Between 1930 and 1940, mental health treatment providers largely abandoned the assumption that manic-depression and most other disorders, including schizophrenia and autism, developed from neurobio-logical abnormalities. Following World War II and until the early 1980s, mental health theory and treatment were mostly guided by psychoanalytic concepts proposed by Freud and his followers. Whereas psychoanalytic theory agreed that biological components played a role in affective disorders, practitioners insisted that early childhood parental or other environmental conflicts usually explained the onset and recurrence of manic-depressive episodes. As a result, it was thought that manic-depressive symptoms would resolve if individuals gained insight into their unconscious anger or other hidden emotional conflicts. Even though psychoanalysis and other forms of psychotherapy offered little help for most patients with severe manic-depressive problems, talk therapies nonetheless became the treatment of choice for decades. This preference continued for a number of years even after the introduction of lithium, the first drug found to successfully treat manic episodes.
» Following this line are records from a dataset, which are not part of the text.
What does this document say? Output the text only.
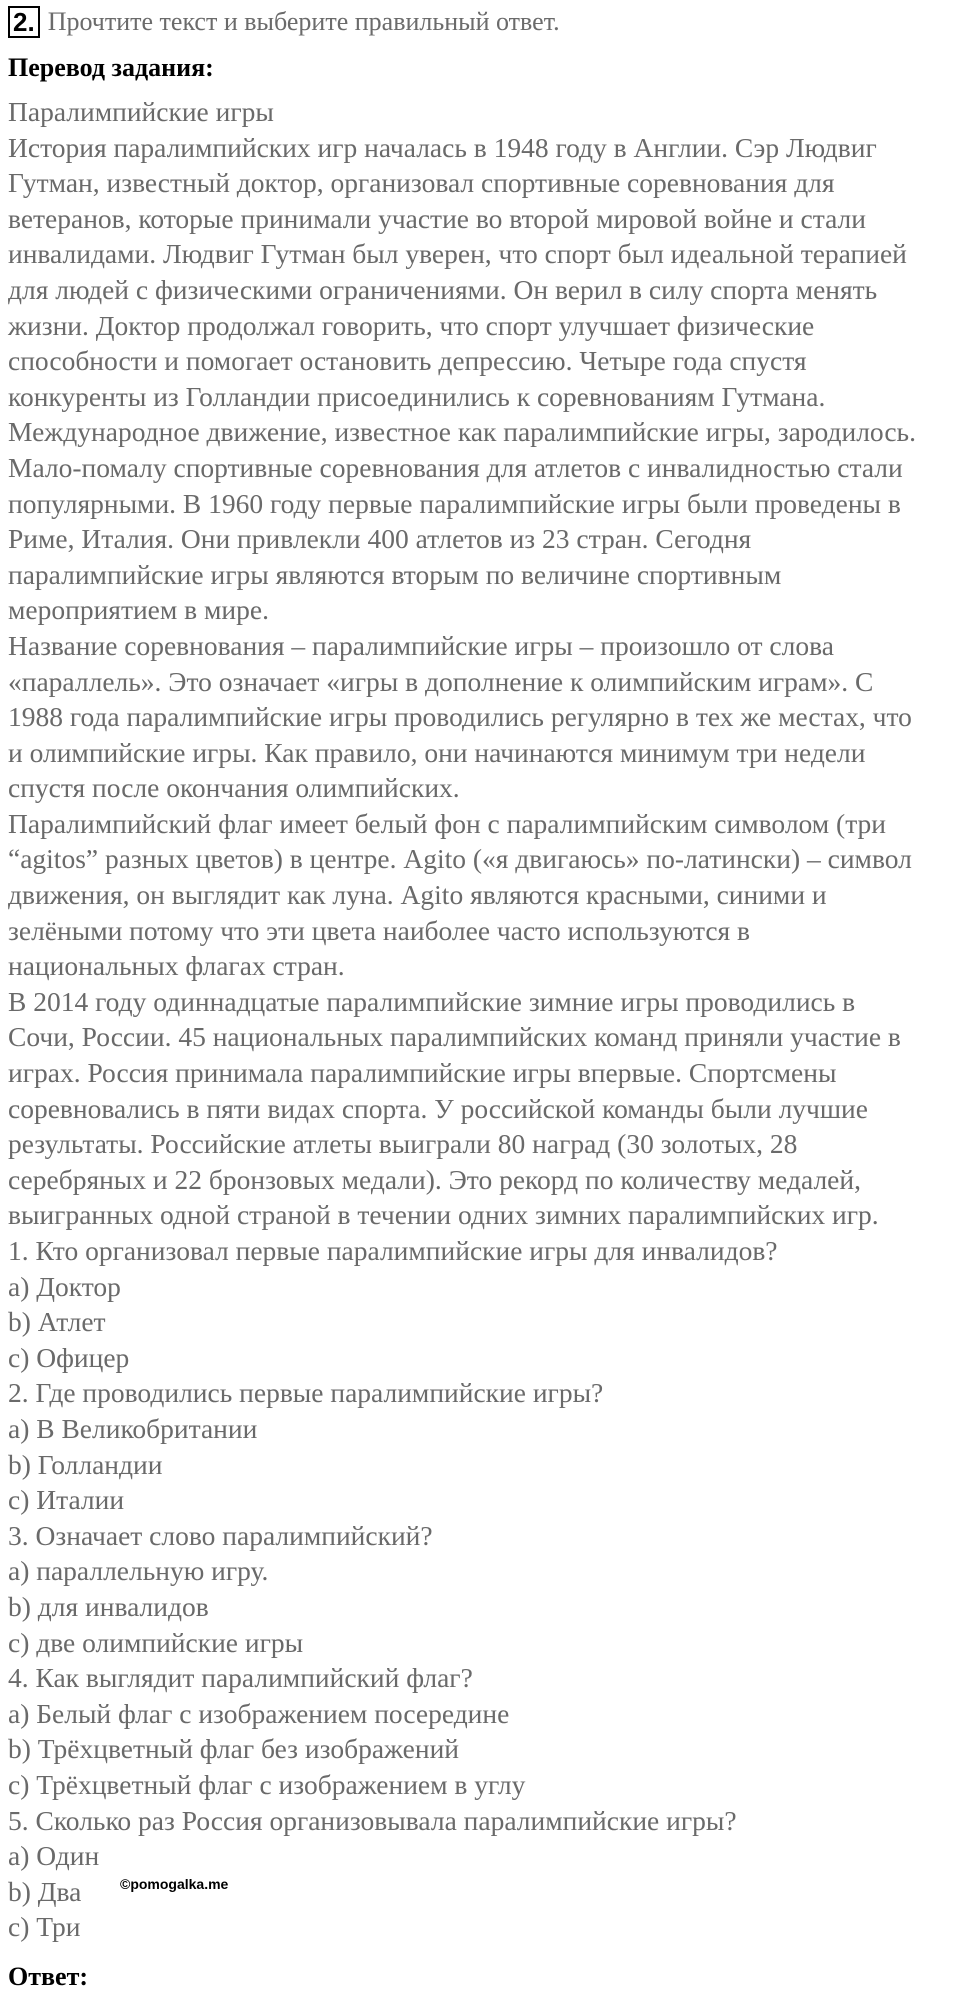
2. Прочтите текст и выберите правильный ответ.
Перевод задания:
Паралимпийские игры
История паралимпийских игр началась в 1948 году в Англии. Сэр Людвиг
Гутман, известный доктор, организовал спортивные соревнования для
ветеранов, которые принимали участие во второй мировой войне и стали
инвалидами. Людвиг Гутман был уверен, что спорт был идеальной терапией
для людей с физическими ограничениями. Он верил в силу спорта менять
жизни. Доктор продолжал говорить, что спорт улучшает физические
способности и помогает остановить депрессию. Четыре года спустя
конкуренты из Голландии присоединились к соревнованиям Гутмана.
Международное движение, известное как паралимпийские игры, зародилось.
Мало-помалу спортивные соревнования для атлетов с инвалидностью стали
популярными. В 1960 году первые паралимпийские игры были проведены в
Риме, Италия. Они привлекли 400 атлетов из 23 стран. Сегодня
паралимпийские игры являются вторым по величине спортивным
мероприятием в мире.
Название соревнования – паралимпийские игры – произошло от слова
«параллель». Это означает «игры в дополнение к олимпийским играм». С
1988 года паралимпийские игры проводились регулярно в тех же местах, что
и олимпийские игры. Как правило, они начинаются минимум три недели
спустя после окончания олимпийских.
Паралимпийский флаг имеет белый фон с паралимпийским символом (три
“agitos” разных цветов) в центре. Agito («я двигаюсь» по-латински) – символ
движения, он выглядит как луна. Agito являются красными, синими и
зелёными потому что эти цвета наиболее часто используются в
национальных флагах стран.
В 2014 году одиннадцатые паралимпийские зимние игры проводились в
Сочи, России. 45 национальных паралимпийских команд приняли участие в
играх. Россия принимала паралимпийские игры впервые. Спортсмены
соревновались в пяти видах спорта. У российской команды были лучшие
результаты. Российские атлеты выиграли 80 наград (30 золотых, 28
серебряных и 22 бронзовых медали). Это рекорд по количеству медалей,
выигранных одной страной в течении одних зимних паралимпийских игр.
1. Кто организовал первые паралимпийские игры для инвалидов?
a) Доктор
b) Атлет
c) Офицер
2. Где проводились первые паралимпийские игры?
a) В Великобритании
b) Голландии
c) Италии
3. Означает слово паралимпийский?
a) параллельную игру.
b) для инвалидов
c) две олимпийские игры
4. Как выглядит паралимпийский флаг?
a) Белый флаг с изображением посередине
b) Трёхцветный флаг без изображений
c) Трёхцветный флаг с изображением в углу
5. Сколько раз Россия организовывала паралимпийские игры?
a) Один
b) Два
c) Три
©pomogalka.me
Ответ:
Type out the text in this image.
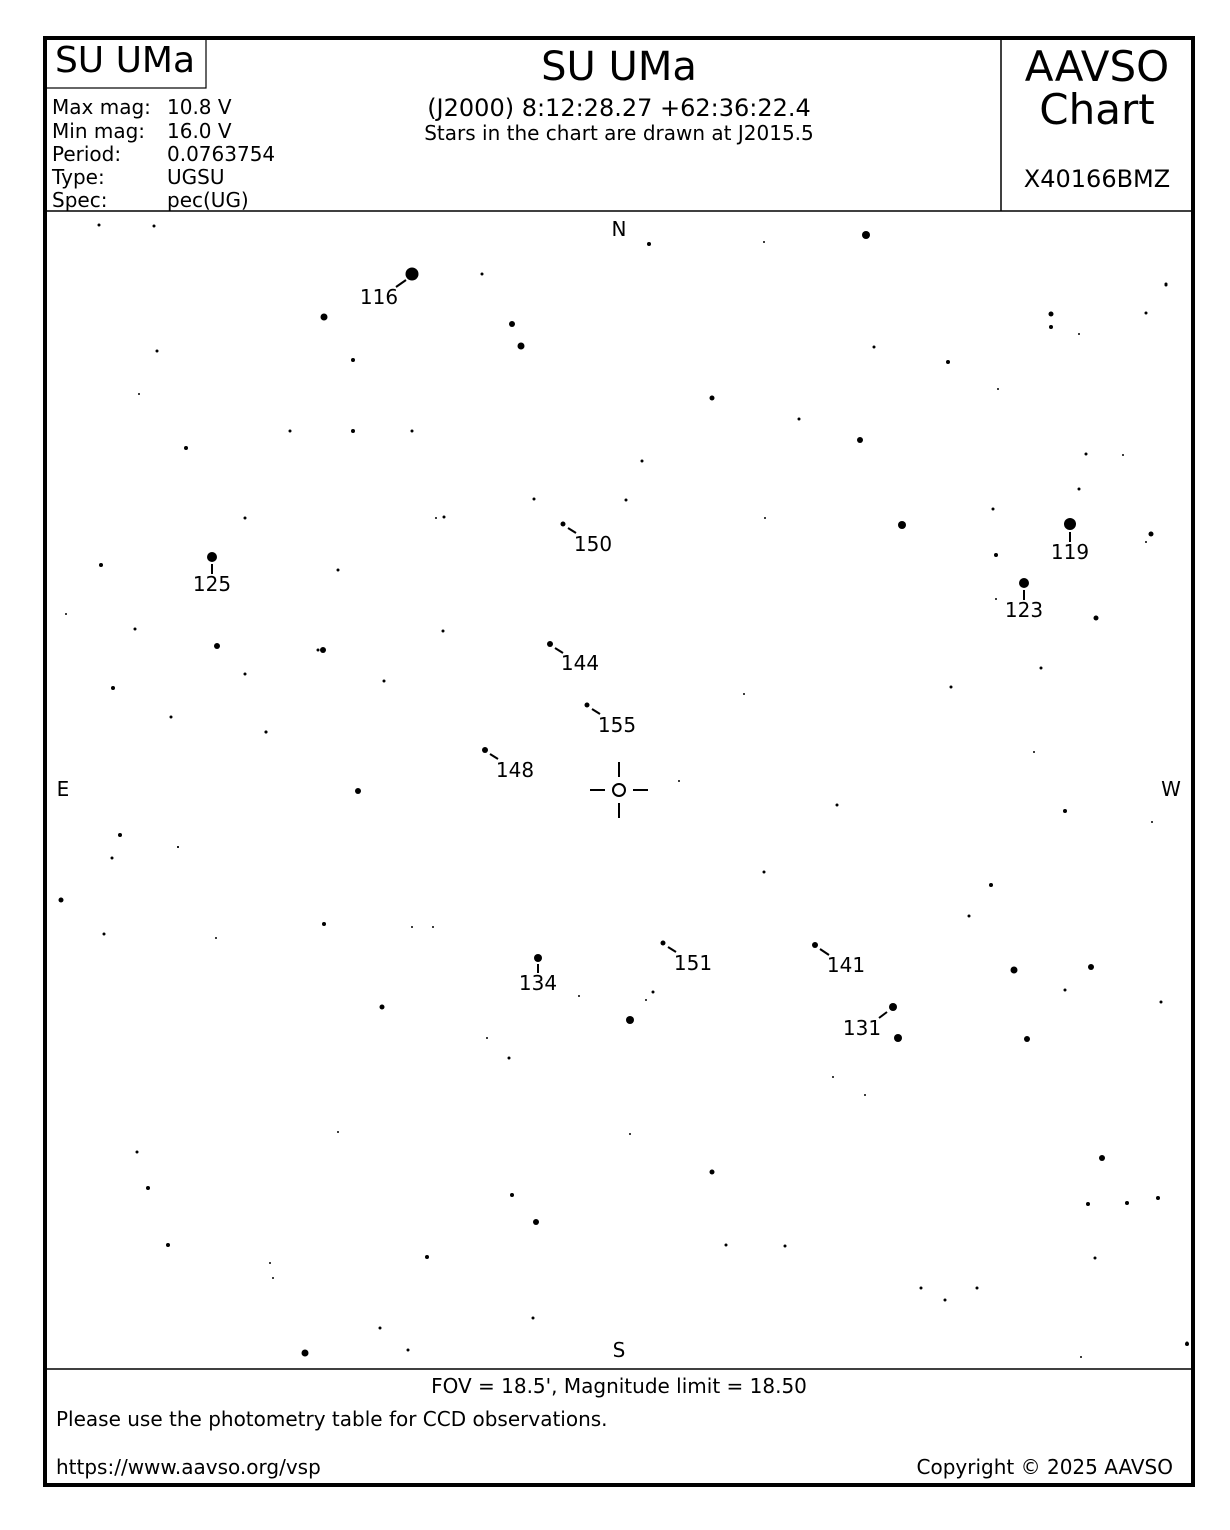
SU UMa	SU UMa
(J2000) 8:12:28.27 +62:36:22.4
Stars in the chart are drawn at J2015.5
AAVSO
Chart
X40166BMZ
Max mag: 10.8 V
Min mag: 16.0 V
Period: 0.0763754
Type:	UGSU
Spec:	pec(UG)
N
S
E	W
116
119
123
125
131
134
141
144
148
150
151
155
FOV = 18.5', Magnitude limit = 18.50
Please use the photometry table for CCD observations.
https://www.aavso.org/vsp	Copyright © 2025 AAVSO
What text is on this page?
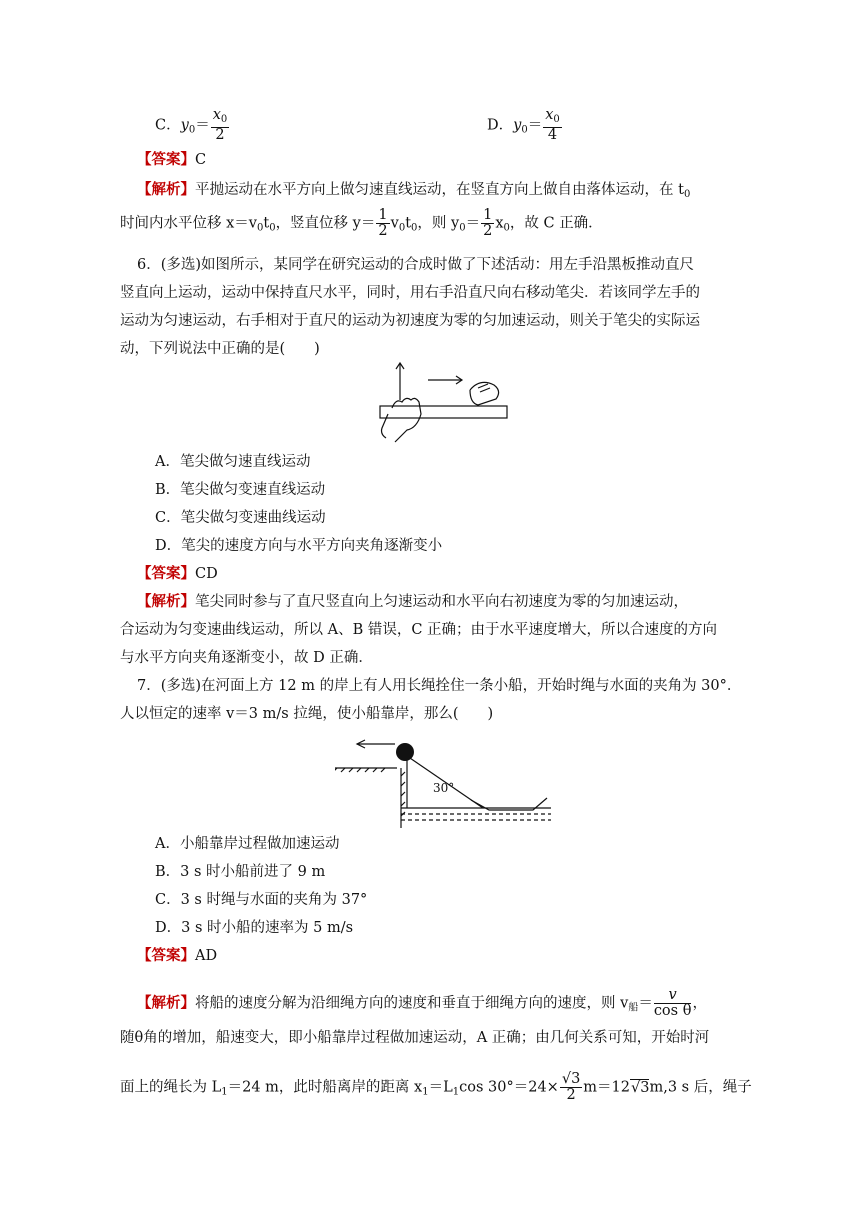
C．$y_0= \frac{x_0}{2}$	D．$y_0= \frac{x_0}{4}$
【答案】C
【解析】平抛运动在水平方向上做匀速直线运动，在竖直方向上做自由落体运动，在 $t_0$
时间内水平位移 $x=v_0t_0$，竖直位移 $y= \frac{1}{2} v_0t_0$，则 $y_0= \frac{1}{2} x_0$，故 C 正确．
6．(多选)如图所示，某同学在研究运动的合成时做了下述活动：用左手沿黑板推动直尺
竖直向上运动，运动中保持直尺水平，同时，用右手沿直尺向右移动笔尖．若该同学左手的
运动为匀速运动，右手相对于直尺的运动为初速度为零的匀加速运动，则关于笔尖的实际运
动，下列说法中正确的是(　　)
A．笔尖做匀速直线运动
B．笔尖做匀变速直线运动
C．笔尖做匀变速曲线运动
D．笔尖的速度方向与水平方向夹角逐渐变小
【答案】CD
【解析】笔尖同时参与了直尺竖直向上匀速运动和水平向右初速度为零的匀加速运动，
合运动为匀变速曲线运动，所以 A、B 错误，C 正确；由于水平速度增大，所以合速度的方向
与水平方向夹角逐渐变小，故 D 正确．
7．(多选)在河面上方 12 m 的岸上有人用长绳拴住一条小船，开始时绳与水面的夹角为 30°．
人以恒定的速率 v＝3 m/s 拉绳，使小船靠岸，那么(　　)
30°
A．小船靠岸过程做加速运动
B．3 s 时小船前进了 9 m
C．3 s 时绳与水面的夹角为 37°
D．3 s 时小船的速率为 5 m/s
【答案】AD
【解析】将船的速度分解为沿细绳方向的速度和垂直于细绳方向的速度，则 $v_船= \frac{v}{\text{cos θ}}$ ，
随θ角的增加，船速变大，即小船靠岸过程做加速运动，A 正确；由几何关系可知，开始时河
面上的绳长为 $L_1=24$ m，此时船离岸的距离 $x_1=L_1\cos$ $30^\circ=24\times \frac{√3}{2} m=12√3m,3$ s 后，绳子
Dr. John F. J. Cade, a doctor in the Mental Hygiene Department of Victoria, Australia, was dedicated to the belief that manic-depression was a biological, not an unconscious, psychological disorder. In the 1940s he was attempting to discover how urine toxicity levels from patients with various mental disorders differed. Cade wanted to inject guinea pigs with various concentrations of uric acid. However, uric acid is insoluble in water and difficult to inject. To resolve this problem Cade mixed uric acid with lithium. To Cade's surprise, guinea pigs injected with the lithium solution had less toxicity in their urine. The scientist next injected the animals with lithium carbonate and observed that the animals remained conscious but less active and responsive to their environment. On the basis of these findings, Cade administered a lithium salt preparation to several highly agitated manic patients. Each of the patients had a remarkable reduction in symptoms. After Dr. Cade successfully treated 10 additional patients with the solution, European doctors started to quickly accept lithium as an important advancement in treating bipolar disorders. Because of safety concerns documented by cases of hypertension and deaths resulting from a consumer salt substitute containing lithium, the drug was not approved for use in the United States until 1970.